En s’emparant de sujets sociétaux « mainstream » qui s’imposent comme des diktats, Lionel Shriver dézingue avec jubilation le caractère moutonnier de nos contemporains. Presque tout y passe. On peut ainsi se délecter des coups de griffes de l’auteure du superbe « Il faut qu’on parle de Kevin » contre les végans, le jeunisme, les réseaux sociaux, les délires des LGBTQIA (lesbienne, gay, bi, queer, intersexe, asexuel), sigle auquel on pourrait ajouter le signe + qui signifie tous les autres, la victimisation systématique des minorités et, globalement, de tous ceux qui ne sont pas WASP, le communautarisme, les évangélistes bornés dont la fille, « grenouille de bénitier », de Serenata et Remington est un parfait symbole, le développement personnel, l’écologie à tout-va qui conduit à des décisions absurdes (cf. les passages cocasses sur les pistes cyclables et sur l’éclairage public), une certaine forme de féminisme misandre et, plus largement, contre le wokisme qui stigmatise l’appropriation culturelle et manipule l’histoire pour mieux imposer son idéologie d’enfermement identitaire avec pour conséquence le mépris de ceux qu’il prétend défendre.

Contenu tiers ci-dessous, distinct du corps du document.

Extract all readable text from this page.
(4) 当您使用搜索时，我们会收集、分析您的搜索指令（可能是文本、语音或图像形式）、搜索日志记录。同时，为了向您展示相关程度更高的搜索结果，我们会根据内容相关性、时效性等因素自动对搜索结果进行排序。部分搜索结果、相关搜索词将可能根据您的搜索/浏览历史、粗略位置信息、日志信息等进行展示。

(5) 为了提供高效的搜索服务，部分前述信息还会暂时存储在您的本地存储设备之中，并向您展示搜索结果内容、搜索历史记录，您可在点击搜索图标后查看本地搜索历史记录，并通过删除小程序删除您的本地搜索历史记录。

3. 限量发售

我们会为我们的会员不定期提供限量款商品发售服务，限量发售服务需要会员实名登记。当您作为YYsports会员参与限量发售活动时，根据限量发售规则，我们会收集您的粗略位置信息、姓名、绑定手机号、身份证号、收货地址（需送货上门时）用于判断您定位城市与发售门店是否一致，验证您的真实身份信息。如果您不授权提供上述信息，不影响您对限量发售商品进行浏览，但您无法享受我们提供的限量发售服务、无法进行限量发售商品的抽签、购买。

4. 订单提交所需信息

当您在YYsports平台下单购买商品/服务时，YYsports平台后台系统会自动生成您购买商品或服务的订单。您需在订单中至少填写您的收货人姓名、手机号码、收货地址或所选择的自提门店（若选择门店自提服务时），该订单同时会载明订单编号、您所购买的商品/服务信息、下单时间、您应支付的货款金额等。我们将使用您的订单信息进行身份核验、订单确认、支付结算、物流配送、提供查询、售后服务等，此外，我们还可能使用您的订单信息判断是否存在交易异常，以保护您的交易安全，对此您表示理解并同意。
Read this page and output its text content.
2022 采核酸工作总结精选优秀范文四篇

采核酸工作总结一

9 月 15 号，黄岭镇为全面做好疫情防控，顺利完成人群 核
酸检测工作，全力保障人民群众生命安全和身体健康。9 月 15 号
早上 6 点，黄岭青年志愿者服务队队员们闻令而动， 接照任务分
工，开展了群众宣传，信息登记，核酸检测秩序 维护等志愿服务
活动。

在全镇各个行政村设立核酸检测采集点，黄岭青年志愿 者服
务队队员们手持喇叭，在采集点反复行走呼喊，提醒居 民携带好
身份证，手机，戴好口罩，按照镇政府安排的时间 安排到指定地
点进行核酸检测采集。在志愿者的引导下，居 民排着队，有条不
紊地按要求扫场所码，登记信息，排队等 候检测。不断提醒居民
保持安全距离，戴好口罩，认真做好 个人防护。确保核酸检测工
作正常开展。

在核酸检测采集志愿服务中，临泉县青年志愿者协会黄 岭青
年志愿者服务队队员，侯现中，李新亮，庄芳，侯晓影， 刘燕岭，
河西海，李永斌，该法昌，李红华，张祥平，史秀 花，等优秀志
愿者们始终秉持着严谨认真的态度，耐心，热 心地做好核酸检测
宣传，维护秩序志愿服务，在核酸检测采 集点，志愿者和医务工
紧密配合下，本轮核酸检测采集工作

C’est peut-être un peu excessif mais cela fait un bien fou à l’heure où l’on entend tellement d’injonctions qui sont autant d’inepties et de contre-vérités.

Les personnages, avec leurs excès, sont savoureux. J’ai une petite préférence pour Serenata qui camoufle son mal-être et sa peur de vieillir derrière une misanthropie de façade.

EXTRAIT

Maintenant que les gens instruits ont découvert les vertus de l’activité physique, le sport exige soudain de vestes facultés cognitives.